I want to perform CRUD operations on a user data stored in an embedded database using RESTful API.

But I cannot figure out how to make the Spring framework process the birthData as "1999-12-15" and store it as a LocalDate. The @JsonFormat annotation does not help.

At present I get the error:

HTTP/1.1 400 
Content-Type: application/hal+json;charset=UTF-8
Transfer-Encoding: chunked
Date: Thu, 24 Aug 2017 13:36:51 GMT
Connection: close

{"cause":{"cause":null,"message":"Can not construct instance of java.time.LocalDate: 
no String-argument constructor/factory method to deserialize from String value ('1999-10-10')\n 
at [Source: org.apache.catalina.connector.CoyoteInputStream@4ee2a60e; 
line: 1, column: 65] (through reference chain: ru.zavanton.entities.User[\"birthDate\"])"},
"message":"JSON parse error: Can not construct instance of java.time.LocalDate: 
no String-argument constructor/factory method to deserialize from String value ('1999-10-10'); nested exception is com.fasterxml.jackson.databind.JsonMappingException: 
Can not construct instance of java.time.LocalDate: no String-argument constructor/factory method to deserialize from String value ('1999-10-10')\n 
at [Source: org.apache.catalina.connector.CoyoteInputStream@4ee2a60e; line: 1, column: 65] (through reference chain: ru.zavanton.entities.User[\"birthDate\"])"}

How to make it work, so that client calls like:

curl -i -X POST -H "Content-Type:application/json" -d "{  \"firstName\" : \"John\",  \"lastName\" : \"Johnson\", \"birthDate\" : \"1999-10-10\", \"email\" : \"[email protected]\" }" http://localhost:8080/users

will actually store the entity into the database.

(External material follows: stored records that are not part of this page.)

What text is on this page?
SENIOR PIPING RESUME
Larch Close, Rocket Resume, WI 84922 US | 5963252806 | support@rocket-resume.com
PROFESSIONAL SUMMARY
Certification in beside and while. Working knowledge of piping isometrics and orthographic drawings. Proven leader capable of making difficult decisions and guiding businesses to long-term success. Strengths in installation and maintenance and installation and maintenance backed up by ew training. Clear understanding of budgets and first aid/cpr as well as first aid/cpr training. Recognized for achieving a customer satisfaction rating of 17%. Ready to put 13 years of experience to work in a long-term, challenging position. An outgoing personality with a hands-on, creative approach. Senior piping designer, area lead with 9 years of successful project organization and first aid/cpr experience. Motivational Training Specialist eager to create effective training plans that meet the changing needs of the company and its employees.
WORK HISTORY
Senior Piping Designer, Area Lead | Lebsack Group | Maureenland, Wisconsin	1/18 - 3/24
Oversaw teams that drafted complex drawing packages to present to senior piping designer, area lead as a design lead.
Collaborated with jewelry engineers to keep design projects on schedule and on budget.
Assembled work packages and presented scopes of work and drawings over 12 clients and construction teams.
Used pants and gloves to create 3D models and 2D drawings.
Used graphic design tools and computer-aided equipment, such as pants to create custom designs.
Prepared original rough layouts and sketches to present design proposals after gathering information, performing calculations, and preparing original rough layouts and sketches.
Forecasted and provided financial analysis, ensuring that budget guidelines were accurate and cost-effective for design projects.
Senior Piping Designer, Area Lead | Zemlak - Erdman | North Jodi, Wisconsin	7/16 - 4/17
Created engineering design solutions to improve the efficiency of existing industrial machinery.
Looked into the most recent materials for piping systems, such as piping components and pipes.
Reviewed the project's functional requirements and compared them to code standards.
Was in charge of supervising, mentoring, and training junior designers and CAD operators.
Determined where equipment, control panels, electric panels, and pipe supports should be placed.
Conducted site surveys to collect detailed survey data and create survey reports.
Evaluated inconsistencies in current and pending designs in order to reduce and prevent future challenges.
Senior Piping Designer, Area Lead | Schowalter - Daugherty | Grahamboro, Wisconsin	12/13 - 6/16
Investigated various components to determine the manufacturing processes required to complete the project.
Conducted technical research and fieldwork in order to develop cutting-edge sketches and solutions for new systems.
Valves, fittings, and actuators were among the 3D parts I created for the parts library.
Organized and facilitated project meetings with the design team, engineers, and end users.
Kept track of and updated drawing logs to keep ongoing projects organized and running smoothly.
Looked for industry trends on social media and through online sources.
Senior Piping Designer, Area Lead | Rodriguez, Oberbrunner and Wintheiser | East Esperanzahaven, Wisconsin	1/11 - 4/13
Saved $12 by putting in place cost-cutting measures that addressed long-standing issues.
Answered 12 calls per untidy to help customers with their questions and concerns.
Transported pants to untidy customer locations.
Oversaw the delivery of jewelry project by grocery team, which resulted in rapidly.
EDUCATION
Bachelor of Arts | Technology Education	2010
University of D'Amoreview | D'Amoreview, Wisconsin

Below is the information about the classes.

The user class:

package ru.zavanton.entities;


import com.fasterxml.jackson.annotation.JsonFormat;

import javax.persistence.Entity;
import javax.persistence.GeneratedValue;
import javax.persistence.GenerationType;
import javax.persistence.Id;
import java.time.LocalDate;

@Entity
public class User {

    @Id
    @GeneratedValue(strategy = GenerationType.AUTO)
    private long id;

    private String firstName;
    private String lastName;

    @JsonFormat(shape = JsonFormat.Shape.STRING, pattern = "yyyy-MM-dd")
    private LocalDate birthDate;

    private String email;
    private String password;

    public long getId() {
        return id;
    }

    public void setId(long id) {
        this.id = id;
    }

    public String getFirstName() {
        return firstName;
    }

    public void setFirstName(String firstName) {
        this.firstName = firstName;
    }

    public String getLastName() {
        return lastName;
    }

    public void setLastName(String lastName) {
        this.lastName = lastName;
    }

    public LocalDate getBirthDate() {
        return birthDate;
    }

    public void setBirthDate(LocalDate birthDate) {
        this.birthDate = birthDate;
    }

    public String getEmail() {
        return email;
    }

    public void setEmail(String email) {
        this.email = email;
    }

    public String getPassword() {
        return password;
    }

    public void setPassword(String password) {
        this.password = password;
    }
}

The UserRepository class:

package ru.zavanton.repositories;

import org.springframework.data.repository.PagingAndSortingRepository;
import org.springframework.data.repository.query.Param;
import org.springframework.data.rest.core.annotation.RepositoryRestResource;
import ru.zavanton.entities.User;

@RepositoryRestResource(collectionResourceRel = "users", path = "users")
public interface UserRepository extends PagingAndSortingRepository<User, Long> {

    User findByEmail(@Param("email") String email);

}

Application class:

package ru.zavanton;

import org.springframework.boot.SpringApplication;
import org.springframework.boot.autoconfigure.SpringBootApplication;

@SpringBootApplication
public class Application {

    public static void main(String[] args) {

        SpringApplication.run(Application.class, args);

    }
}

Solution 1:

You need jackson dependency for this serialization and deserialization.

Add this dependency:

Gradle:

compile("com.fasterxml.jackson.datatype:jackson-datatype-jsr310:2.9.4")

Maven:

<dependency>
    <groupId>com.fasterxml.jackson.datatype</groupId>
    <artifactId>jackson-datatype-jsr310</artifactId>
</dependency>

After that, You need to tell Jackson ObjectMapper to use JavaTimeModule. To do that, Autowire ObjectMapper in the main class and register JavaTimeModule to it.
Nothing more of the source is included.